Purtroppo ancora rileggendo i vecchi commenti nessuno ci ha detto perchè mai le ONLUS sono bandite, demonizzate dai Dehoniani. Resta un mistero.

Gianluigi ha detto...

...dopo di me il diluvio. Chissà perchè?

Anonimo ha detto...

Riguardo alla zanzariera è possibile utilizzarla all'interno di un'abitazione dei pigmei?
Per le capanne dei bantu con genitori, dieci figli, nonni, galline, capre tutti insieme come utilizzare la ZANZARIERA? A Beni e a Butembo in molte case si usano letti anche per i bambini. Quindi le zanzariere possono essere utilizate con profitto.Ciò non toglie che quel commerciante (che noi conosciamo ma che non abbiamo canonizzato!!!.. non attribuirci troppe responsabiltà, Gianluigi!) non vada condannato perché ha fatto guadagni spropositati sul sangue dei poveri. Ci sono altri che possono aiutarmi a fernmare il diluvio di cui si lamenta Gianluigi?!!! Saluti cari a tutti. Nerio

Gianluigi ha detto...

Caro Nerio,
rispondo a te pensando anche ad altri. Ai tuoi confratelli ed alle suore, solo per fare un esempio.
Non vi attribuisco "troppe responsabilità", ma è indubbio che chi cerca maggiori meriti si trova anche a sopportare oneri più gravosi.
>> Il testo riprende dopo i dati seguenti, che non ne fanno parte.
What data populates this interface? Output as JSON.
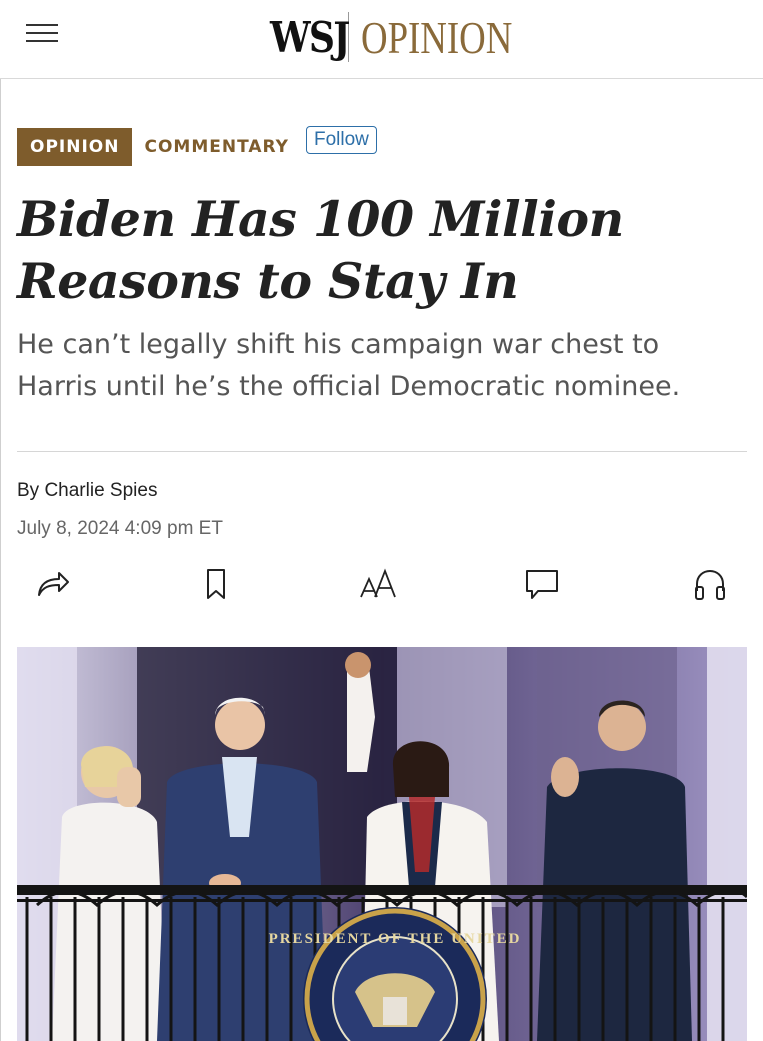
{
  "header": {
    "menu_icon": "hamburger-menu-icon",
    "logo_wsj": "WSJ",
    "logo_section": "OPINION"
  },
  "tags": {
    "section_badge": "OPINION",
    "category": "COMMENTARY",
    "follow_label": "Follow"
  },
  "article": {
    "headline": "Biden Has 100 Million Reasons to Stay In",
    "dek": "He can’t legally shift his campaign war chest to Harris until he’s the official Democratic nominee.",
    "byline_prefix": "By ",
    "author": "Charlie Spies",
    "timestamp": "July 8, 2024 4:09 pm ET"
  },
  "actions": [
    {
      "name": "share",
      "icon": "share-arrow-icon"
    },
    {
      "name": "bookmark",
      "icon": "bookmark-icon"
    },
    {
      "name": "text-size",
      "icon": "text-size-icon"
    },
    {
      "name": "comments",
      "icon": "comment-bubble-icon"
    },
    {
      "name": "listen",
      "icon": "headphones-icon"
    }
  ],
  "photo": {
    "seal_text": "PRESIDENT OF THE UNITED"
  },
  "colors": {
    "brand_brown": "#7e5c2c",
    "logo_gold": "#8a6a3a",
    "follow_blue": "#2d6fa8"
  }
}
Voi per lo spirito e magari noi laici per trovare il modo (pur senza meritare il Nobel) di come far utilizzare al massimo le zanzariere.

Gianluigi ha detto...

Visto che p. Nerio chiede aiuti per "il diluvio"da me evocato sarà meglio io stesso che vi aggiorni su p. Silvano.
Ad alcuni amici stamattina alle 7.12 scriveva così:" Sono a Kampala da ieri sera - domenica 13 novembre. Mercoledì, 16 sarò a Bruxelles e il 17 sera a Milano. ".
Toglietemi un dubbio però...e qualcuno risponda: questa notizia come altre sulla missione sono coperte da rigoroso segreto, oppure si possono scrivere a beneficio di chi apre e legge queste pagine?